The Fantastically Underwhelming Epic of a Dead Wizard and an Average Bard, written by Kian N. Ardalan, lives up to its title at times, yet at other times is quite a fun story… so I’m torn. Ultimately I think it’s a good story, and as the chapters progress, it gets more interesting… but occasionally, it flounders, and I can’t help but think some more aggressive editing could have tightened up the story.
Set in a land in a time after magic has left the world, we follow the adventure of an unremarkable bard named George. He has a life goal of finding a forgotten, maybe mythical, place where the heart’s desire can be granted.
He’s fairly sure it exists. He has a magical talking skull tucked away in his rucksack that proves at least part of the myth is true… so surely the rest of it is.
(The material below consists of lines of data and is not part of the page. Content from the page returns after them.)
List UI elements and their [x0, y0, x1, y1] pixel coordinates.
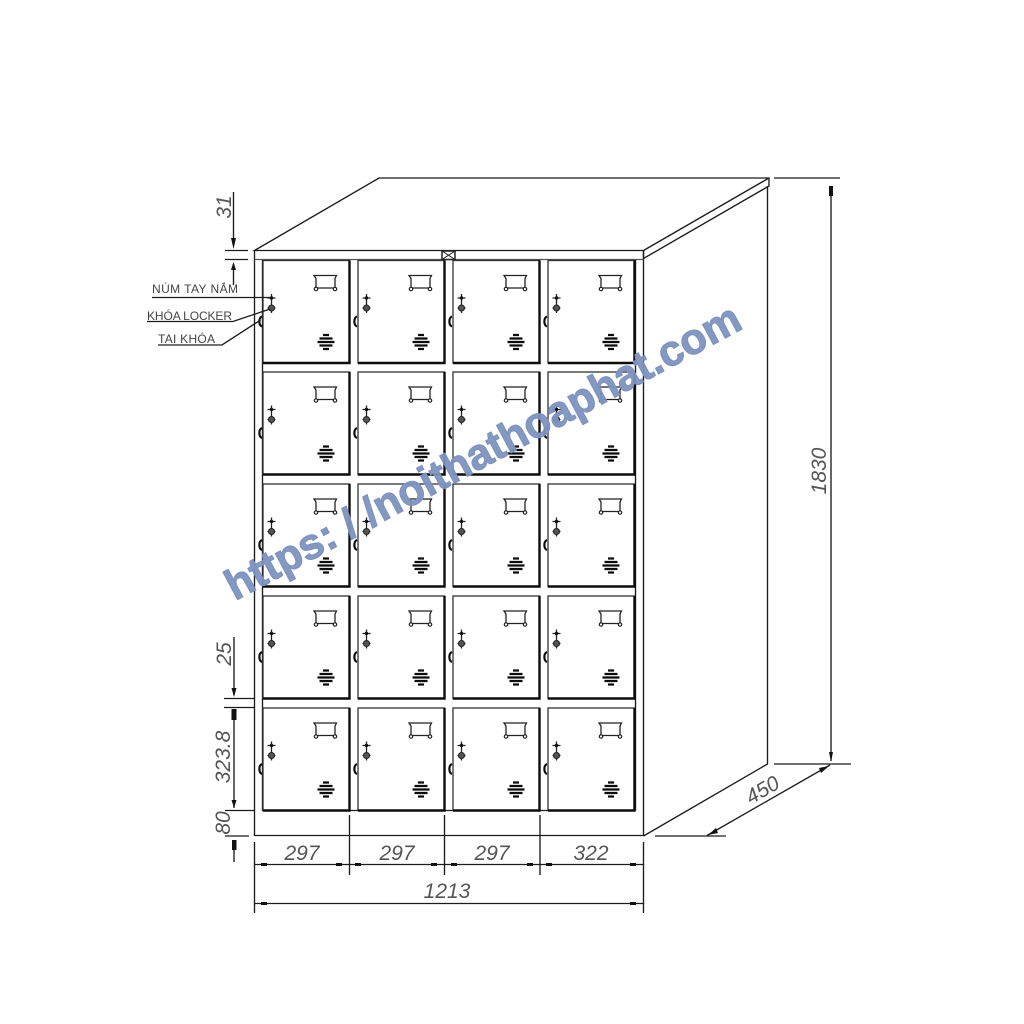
dimension: 31 — [213, 192, 248, 285]
door row 3 — [259, 484, 634, 586]
dimension: 25 — [213, 637, 254, 708]
door row 4 — [259, 596, 634, 698]
dimension: total width 1213: 1213 — [424, 880, 471, 903]
dimension: depth 450 — [655, 765, 830, 836]
dimensions: door widths: 322 — [573, 842, 609, 865]
dimension: depth 450: 450 — [742, 771, 784, 809]
cabinet body in perspective — [254, 178, 769, 836]
dimension: 80: 80 — [212, 811, 235, 835]
dimensions: door widths: 297 — [283, 842, 321, 865]
dimensions: door widths: 297 — [378, 842, 416, 865]
door row 1 — [259, 260, 634, 363]
dimension: height 1830: 1830 — [808, 447, 831, 494]
dimension: height 1830 — [774, 178, 851, 764]
door row 2 — [259, 372, 634, 474]
door row 5 — [259, 708, 634, 810]
dimension: 323.8: 323.8 — [212, 730, 235, 783]
dimension: 323.8 — [212, 709, 254, 836]
dimension: 25: 25 — [213, 642, 236, 667]
dimension: total width 1213 — [254, 880, 644, 905]
part labels with leader lines: NÚM TAY NẮM — [152, 281, 238, 296]
part labels with leader lines — [147, 281, 272, 346]
top lock symbol — [442, 251, 455, 260]
dimension: 31: 31 — [213, 195, 236, 219]
dimensions: door widths — [254, 815, 644, 913]
part labels with leader lines: TAI KHÓA — [158, 331, 215, 346]
watermark: https: / /noithathoaphat.com — [217, 294, 749, 610]
part labels with leader lines: KHÓA LOCKER — [147, 308, 232, 323]
dimensions: door widths: 297 — [473, 842, 511, 865]
dimension: 80 — [212, 811, 236, 862]
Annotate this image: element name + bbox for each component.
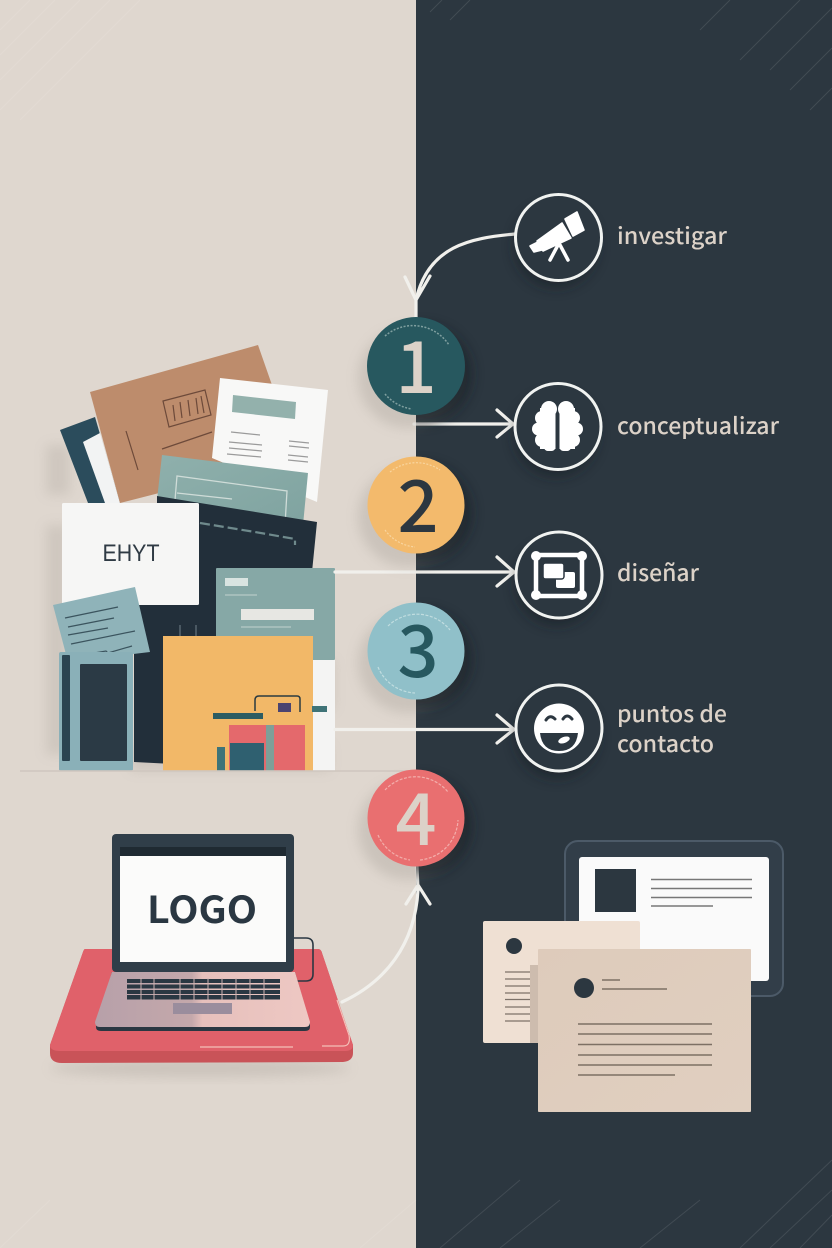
step icon: design frame bbox=[515, 532, 602, 626]
label: puntos de contacto: puntos de bbox=[617, 695, 727, 729]
stack of documents illustration bbox=[20, 345, 416, 772]
step 1 badge bbox=[358, 309, 472, 428]
laptop keyboard deck bbox=[95, 972, 310, 1031]
arrow: laptop to step 4 bbox=[342, 866, 430, 1002]
arrow: step 1 to conceptualizar bbox=[414, 410, 513, 437]
step 3 badge: 3 bbox=[397, 593, 439, 698]
step 2 badge bbox=[358, 448, 472, 567]
stack ground shadow bbox=[46, 445, 334, 771]
small teal note bbox=[53, 587, 150, 662]
red platform bbox=[50, 949, 353, 1063]
white sheet behind teal card bbox=[312, 655, 335, 771]
yellow folder with mini objects bbox=[163, 636, 327, 771]
step icon: telescope bbox=[514, 194, 602, 288]
dark folder bbox=[134, 496, 317, 771]
step icon: brain bbox=[514, 384, 601, 477]
label: puntos de contacto: contacto bbox=[617, 725, 714, 759]
step 4 badge bbox=[358, 761, 472, 880]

The skull, a long, long dead wizard named Simantiar who lived in the time of magic. The most powerful wizard who ever existed but has since lost all of his memories and subsists on a diet of snarky remarks.
The narration by Kevin Kemp was well done. I could have lived without the slight whistle behind Simantiar’s voice, but after a while, it stopped bothering me as much. The characters are all quite endearing, well, most of them, and Kemp does a great job voicing them as such.
Overall, I think I’ll listen to this one again in the future. It was enjoyable enough to revisit, even if there were parts I thought dragged on a bit.